In calculating rotation returns, I assume that a constant rotation has been obtained. This means that all continuous corn acres are in continuous corn and continuous corn returns will be used in calculating continuous corn rotation return. It is possible to have higher returns for all corn if a switch is being made away from soybeans in the previous year (moving from a corn-soybeans rotation to continuous corn).
Rotations returns are:
- $545 per acre for corn-soybeans rotation (average of $643 return for corn-after-soybeans and $446 return for soybeans-after-corn).
- $562 per acre for corn-corn-soybeans (average of $643 return for corn, $571 for corn-after-corn, and $471 for corn-after-two-years-corn).
- $525 per acre for continuous corn.
These rotation returns suggest that the corn-corn-soybeans rotation is the most profitable rotation.
For the corn-corn-soybeans rotation to be more profitable than corn-soybeans rotation, corn-after-corn yields cannot be too far below corn-after-soybeans yields. The above budgets assume that the188 bushel corn-after-corn yield is 10 bushels less than the 198 bushel corn-after-soybeans yield. The corn-soybeans rotation has higher returns than the corn-corn-soybeans rotation if the corn-after-corn yield is below180 bushels per acre. This implies that the corn-soybeans rotation is more profitable if there is an 18 bushel yield drag for corn-after-corn (198 bushel corn-after-soybean yield minus 180 break-even corn-after-corn yield). In this case, this works out to be a 10 percent yield drag.
Continuous corn is not as profitable as corn-corn-soybeans. For continuous corn to have the same profitability as the corn-corn-soybeans rotation, the continuous corn yield has to be 186.5 bushels. This 186.5 bushel yield compares to the budgeted yield of 188 bushels for corn-after-soybeans. Essentially, continuous corn cannot have a yield drag compared to corn-after-corn given the prices, yields, and costs shown in Table 1.
The Choice in 2013
Planting corn in 2013 is projected to be more profitable than soybeans. For example, the corn-after-corn return of $571 per acre is $125 per acre higher than soybeans-after-corn. This $125 difference is large compared to historical differences in returns. Between 2006 through 2011, corn has average $58 per acre more profitable than soybeans on central Illinois high-productivity farmland.
While planting my corn in 2013 may be more profitable, it may require giving up returns in future years, as fewer acres of corn-after-soybeans can be planted in 2014. Which way farmers will go is an open question. In recent years, many farmers have had much worse yield drags for corn-after-corn than those implied by budgets in Table 1. Reports of corn-after-corn having more than 40 bushels lower than corn-after-soybeans are not uncommon. These poorer corn-after-corn yields may cause some farmer to planting more soybeans.

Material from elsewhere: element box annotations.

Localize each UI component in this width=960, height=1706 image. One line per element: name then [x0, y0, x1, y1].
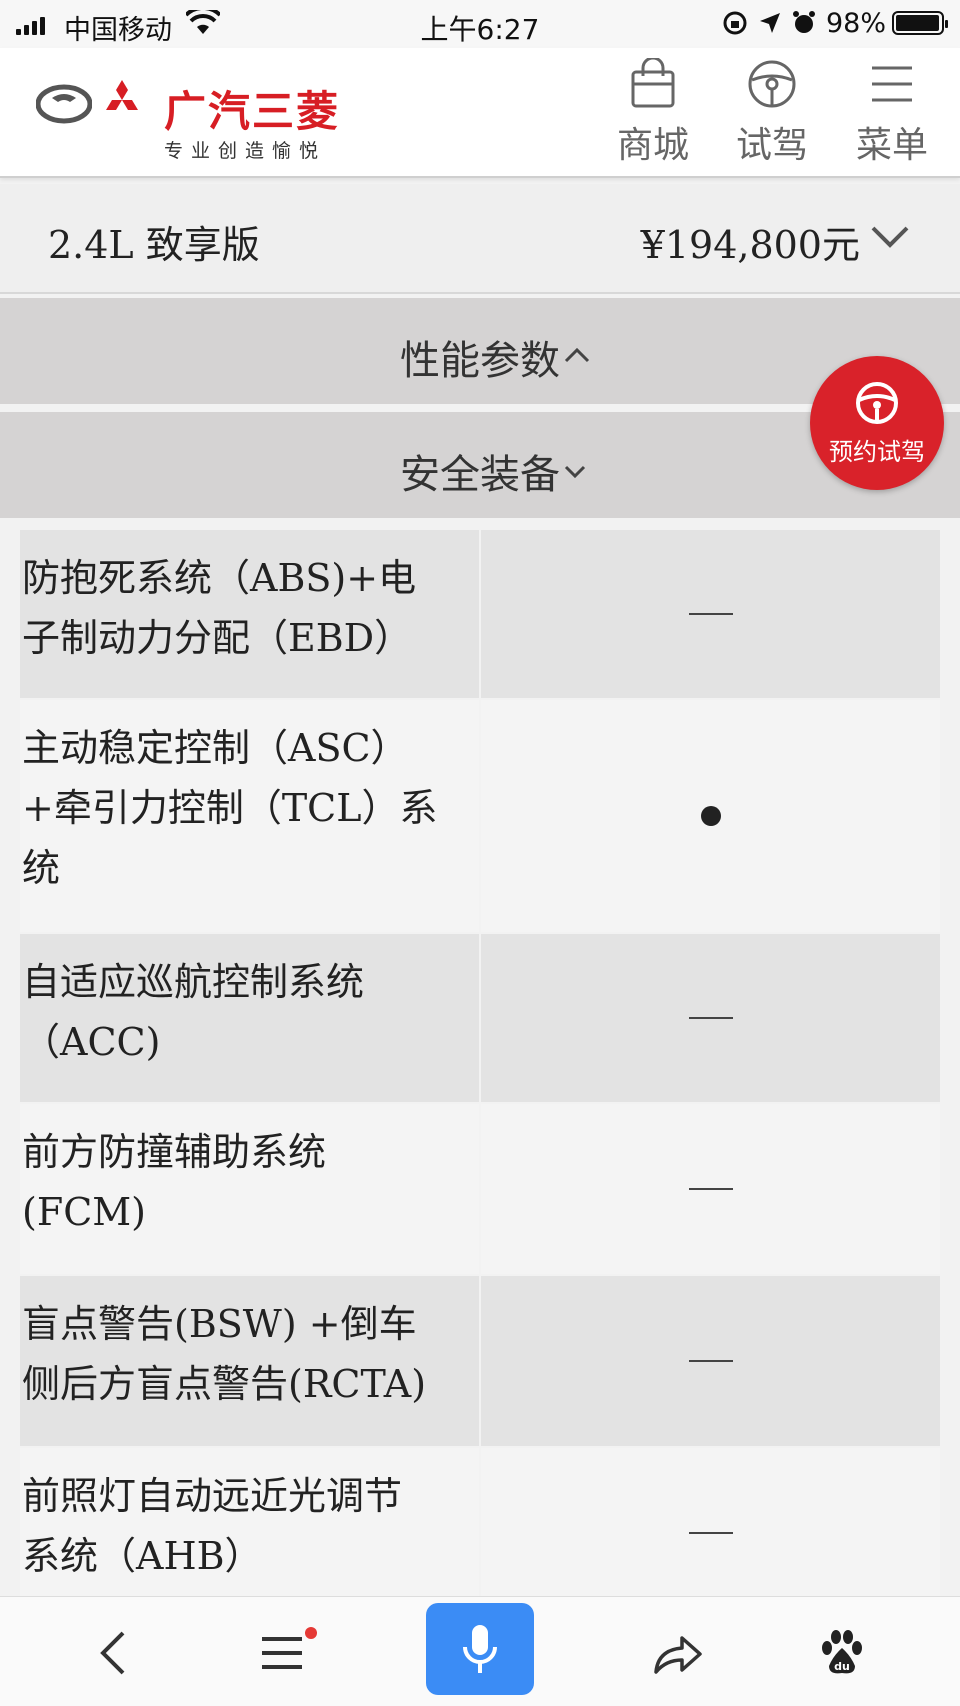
spec-name: 主动稳定控制（ASC） +牵引力控制（TCL）系统	[20, 700, 479, 932]
location-arrow-icon	[760, 13, 780, 33]
spec-value	[481, 1104, 940, 1274]
spec-value	[481, 1276, 940, 1446]
chevron-down-icon[interactable]	[870, 224, 910, 250]
table-row: 主动稳定控制（ASC） +牵引力控制（TCL）系统	[20, 700, 940, 932]
back-button[interactable]	[62, 1611, 162, 1695]
share-icon	[654, 1636, 702, 1674]
model-selector[interactable]: 2.4L 致享版 ¥194,800元	[0, 184, 960, 294]
svg-text:du: du	[834, 1660, 850, 1673]
nav-menu-label: 菜单	[855, 125, 928, 166]
nav-test-drive-label: 试驾	[735, 125, 808, 166]
rotation-lock-icon	[723, 11, 747, 35]
notification-dot	[305, 1627, 317, 1639]
alarm-icon	[793, 11, 815, 33]
table-row: 防抱死系统（ABS)+电 子制动力分配（EBD）	[20, 530, 940, 698]
mitsubishi-logo-icon	[106, 80, 138, 110]
baidu-home-button[interactable]: du	[792, 1611, 892, 1695]
model-price: ¥194,800元	[640, 223, 860, 267]
steering-wheel-icon	[856, 382, 898, 424]
table-row: 盲点警告(BSW) +倒车 侧后方盲点警告(RCTA)	[20, 1276, 940, 1446]
nav-menu-button[interactable]: 菜单	[842, 58, 942, 168]
steering-wheel-icon	[748, 60, 796, 108]
gac-logo-icon	[36, 84, 92, 124]
battery-percent: 98%	[826, 8, 887, 39]
table-row: 前方防撞辅助系统 (FCM)	[20, 1104, 940, 1274]
not-available-dash	[688, 1188, 733, 1190]
browser-toolbar: du	[0, 1596, 960, 1706]
menu-icon	[262, 1637, 302, 1669]
status-bar: 中国移动 上午6:27 98%	[0, 0, 960, 48]
section-performance-label: 性能参数	[400, 338, 560, 384]
share-button[interactable]	[628, 1611, 728, 1695]
brand-logo[interactable]: 广汽三菱 专业创造愉悦	[36, 72, 376, 168]
spec-name: 防抱死系统（ABS)+电 子制动力分配（EBD）	[20, 530, 479, 698]
nav-mall-button[interactable]: 商城	[603, 58, 703, 168]
not-available-dash	[688, 1532, 733, 1534]
site-header: 广汽三菱 专业创造愉悦 商城 试驾 菜单	[0, 48, 960, 178]
spec-name: 盲点警告(BSW) +倒车 侧后方盲点警告(RCTA)	[20, 1276, 479, 1446]
clock: 上午6:27	[420, 13, 540, 46]
not-available-dash	[688, 1360, 733, 1362]
spec-value	[481, 934, 940, 1102]
spec-value	[481, 1448, 940, 1618]
back-icon	[100, 1631, 125, 1675]
microphone-icon	[463, 1625, 497, 1673]
brand-name: 广汽三菱	[164, 87, 341, 136]
spec-name: 前照灯自动远近光调节 系统（AHB）	[20, 1448, 479, 1618]
tabs-menu-button[interactable]	[232, 1611, 332, 1695]
book-test-drive-label: 预约试驾	[829, 438, 925, 466]
table-row: 前照灯自动远近光调节 系统（AHB）	[20, 1448, 940, 1618]
spec-name: 自适应巡航控制系统 （ACC)	[20, 934, 479, 1102]
not-available-dash	[688, 1017, 733, 1019]
not-available-dash	[688, 613, 733, 615]
chevron-down-icon	[564, 465, 586, 479]
section-performance-header[interactable]: 性能参数	[0, 298, 960, 404]
book-test-drive-button[interactable]: 预约试驾	[810, 356, 944, 490]
baidu-paw-icon: du	[822, 1630, 862, 1674]
spec-value	[481, 530, 940, 698]
spec-value	[481, 700, 940, 932]
menu-icon	[872, 66, 912, 102]
shopping-bag-icon	[631, 58, 675, 108]
chevron-up-icon	[564, 347, 590, 363]
table-row: 自适应巡航控制系统 （ACC)	[20, 934, 940, 1102]
nav-test-drive-button[interactable]: 试驾	[722, 58, 822, 168]
spec-name: 前方防撞辅助系统 (FCM)	[20, 1104, 479, 1274]
nav-mall-label: 商城	[616, 125, 689, 166]
battery-icon	[892, 11, 948, 35]
model-name: 2.4L 致享版	[48, 223, 260, 267]
brand-slogan: 专业创造愉悦	[164, 140, 327, 162]
voice-search-button[interactable]	[426, 1603, 534, 1695]
standard-dot	[700, 806, 721, 826]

Corn is projected more profitable than soybeans in 2013. Planting more corn in 2013 can result in lower returns in 2014 because fewer acres of corn-after-soybeans can be planted.
Rotation projections in this article are based on budgets in Table 1. Results are sensitive to yield drags for corn-after-corn and continuous corn. Also, farmland of lower productivity generally has less of an advantage in planting more corn. Historically, corn yields rare higher relative to soybean yields on higher productivity farmland. Hence, planting more soybeans on lower productivity farmland than suggested herein may be warranted.